Middle Grade Review: Mockingbird, by Kathryn Erskine


Title: Mockingbird
Author: Kathryn Erskine
Publisher: Philomel, 2010. 224 pages
Source: Library

For Caitlin, an 11-year-old with Asperger's Syndrome (an autism spectrum disorder), the world is a confusing place. Her tendency to see everything in black and white, to take everything said literally, and an inability to read peoples' faces, make it hard for her to understand the world. And now her brother Devon, the only one who could explain things to her, is dead in a school shooting, and she and her father need to find a way to heal.

This was a moving book. I was drawn to it in part because there's a fair amount of Asperger's in my family, and it's interesting to see how it is depicted, though of course you can't take a story like this as a guide. But the first-person narration is wonderfully done, and Caitlin's difficulty in understanding the world feels very real (and the trouble idioms give her is a good reminder for anyone who deals with non-native English speakers, too).

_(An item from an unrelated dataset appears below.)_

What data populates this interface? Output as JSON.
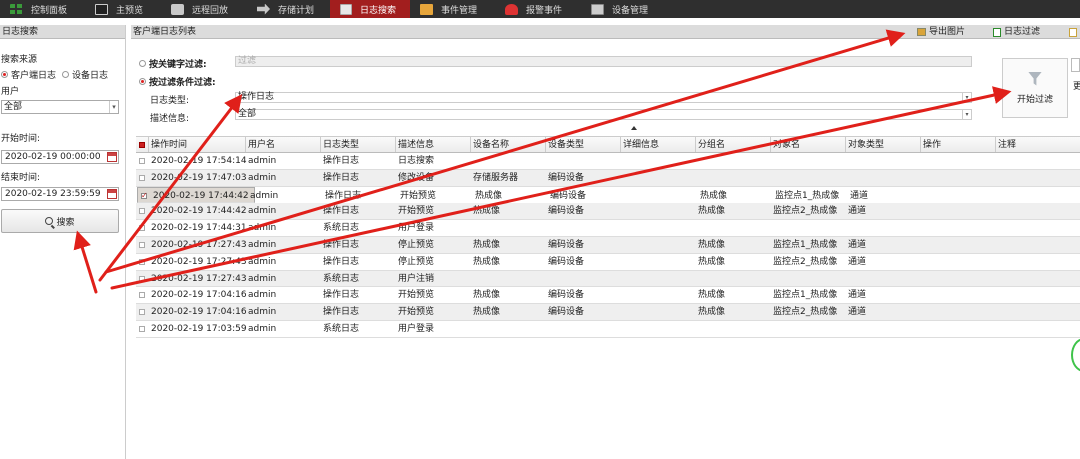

I think in some ways what I appreciated most about the story was the way in which it showed us both that Caitlin was actually trying very hard to learn what she needs to know ("Your Manners," "Look the Person in the Eyes," etc.), often without fully understanding what it is she's being asked to do. And despite her efforts, we see equally clearly (even through her often bewildered reports) that she constantly frustrates the adults in her life. Though some of those adults do better than others at understanding her needs, I was glad that none were painted as dreadful people, just people with greater and lesser understandings of the narrator and her issues.

In the end, Caitlin does manage to find her way to "closure" for herself and her father, which is meant a good start on healing. And they bring their shattered community along with them when they find it.

Another good book for helping us understand the different people around us, as well as just a compelling story for it's own sake. I'd recommend it for children and adults alike, especially those who interact with people on the Spectrum.

Full Disclosure: I borrowed Mockingbird  from my library, and received nothing from the writer or publisher in exchange for my honest review.  The opinions expressed are my own and those of no one else.  I am disclosing this in accordance with the Federal Trade Commission's 16 CFR, Part 255: "Guides Concerning the Use of Endorsements and Testimonials in Advertising."